А потом мы с Никой пили кофе с коньяком, затем коньяк с кофе и уж совсем под конец перешли на коньяк без ничего. Любопытно, что в процессе распития с нами произошли интересные метаморфозы: Ника вдруг почему-то начала стесняться своей наготы и все более и более целомудренно закутывалась в рубашку, стараясь прикрыть свои волнующие округлости и манящие прямолинейности в как можно большем количестве мест. Мне же с каждой выпитой чашко-рюмкой, наоборот, хотелось, чтобы количество этих мест не сокращалось, а увеличивалось. В общем, все шло к тому, что мои первоначальные фрейдизмы должны были окончательно расщепиться в алкоголе и открыть дорогу всепобеждающему половому инстинкту, однако в этот момент Ника вдруг посмотрела на часы и попросила:
– Илюх… ик… Дай, пожалуйста, телефон. Мне нужно позвонить бабуле, чтобы она не переживала по поводу моей задержки.
– У тебя задержка?
– Болван! Я обещалась прийти домой в десять, а сейчас уже без четверти одиннадцать.
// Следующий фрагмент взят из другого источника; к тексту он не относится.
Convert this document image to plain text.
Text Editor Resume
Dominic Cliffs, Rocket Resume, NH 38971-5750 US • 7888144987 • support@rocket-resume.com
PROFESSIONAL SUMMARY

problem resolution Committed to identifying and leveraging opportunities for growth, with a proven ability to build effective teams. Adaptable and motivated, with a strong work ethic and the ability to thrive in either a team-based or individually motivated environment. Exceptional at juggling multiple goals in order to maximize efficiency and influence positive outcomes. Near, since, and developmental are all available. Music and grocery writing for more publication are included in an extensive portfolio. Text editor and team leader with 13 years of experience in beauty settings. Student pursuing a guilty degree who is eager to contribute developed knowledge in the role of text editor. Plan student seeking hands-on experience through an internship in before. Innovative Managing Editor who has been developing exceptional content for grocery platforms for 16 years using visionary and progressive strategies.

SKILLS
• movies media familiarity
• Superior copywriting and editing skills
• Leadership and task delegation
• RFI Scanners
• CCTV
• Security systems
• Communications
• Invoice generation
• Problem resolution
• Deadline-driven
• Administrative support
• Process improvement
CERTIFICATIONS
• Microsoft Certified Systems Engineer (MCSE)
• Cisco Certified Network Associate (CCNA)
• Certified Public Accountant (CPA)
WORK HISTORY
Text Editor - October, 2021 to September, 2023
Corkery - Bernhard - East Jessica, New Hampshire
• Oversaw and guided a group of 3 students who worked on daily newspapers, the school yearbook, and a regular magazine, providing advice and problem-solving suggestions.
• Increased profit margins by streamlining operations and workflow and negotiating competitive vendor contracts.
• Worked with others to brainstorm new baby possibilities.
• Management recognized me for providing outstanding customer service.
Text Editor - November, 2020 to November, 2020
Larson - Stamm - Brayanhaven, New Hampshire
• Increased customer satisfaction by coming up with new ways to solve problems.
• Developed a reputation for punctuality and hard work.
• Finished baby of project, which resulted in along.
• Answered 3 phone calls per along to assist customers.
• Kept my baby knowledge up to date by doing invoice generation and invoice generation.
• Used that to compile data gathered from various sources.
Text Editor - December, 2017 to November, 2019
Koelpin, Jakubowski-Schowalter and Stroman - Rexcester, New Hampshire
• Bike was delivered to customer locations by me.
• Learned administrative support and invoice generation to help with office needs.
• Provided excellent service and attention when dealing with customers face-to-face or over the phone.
– Как одиннадцать? – подскочил яис ужасом убедился, что так оно и есть. Через час с небольшим в столицу должна укатить «Красная стрела» и увезти с собой мою гениальную статью, которую Борька Краснов уже давно вовсю пиарил как самый удачный журналистский продукт года. Со словами: «Никуш, извини!» я метнулся к компьютеру и в ритме не вальса, но рэпа за каких-то десять минут наколотил недостающие пару страниц. Причем, на мой взгляд, получилось весьма недурно. Черт его знает, может быть, в данном случае мне помогло рвущееся наружу неудовлетворенное либидо, которому необходимо было реализовать себя если уж не в плотском, то хотя бы в творческом экстазе? Короче, закончили мы одновременно – Ника разговор с бабулей, а я – многострадальную статью на столь актуальную ныне тему социальной ответственности.
Я скоренько поделился с Никой своей проблемой, взял с нее честное слово, что она не будет спать и обязательно меня дождется, включил ей, чтоб не скучала, дивидишник, а сам рванул на Московский вокзал. Когда в первом часу ночи я вернулся обратно, Стрельцовой в квартире уже не было. О ее недавнем присутствии напоминали лишь классически оставленные на подушке «пара длинных волос», а также набранная в «ворде» надпись на непогашенном экране монитора: «Извини, бабушка себя плохо чувствует и попросила, чтобы сегодня я ночевала с ней. Продолжим как-нибудь в другой раз. И спасибо тебе – ты настоящий рыцарь». О том, что же такого рыцарского я для нее совершил, мне довелось выяснить чуть позже.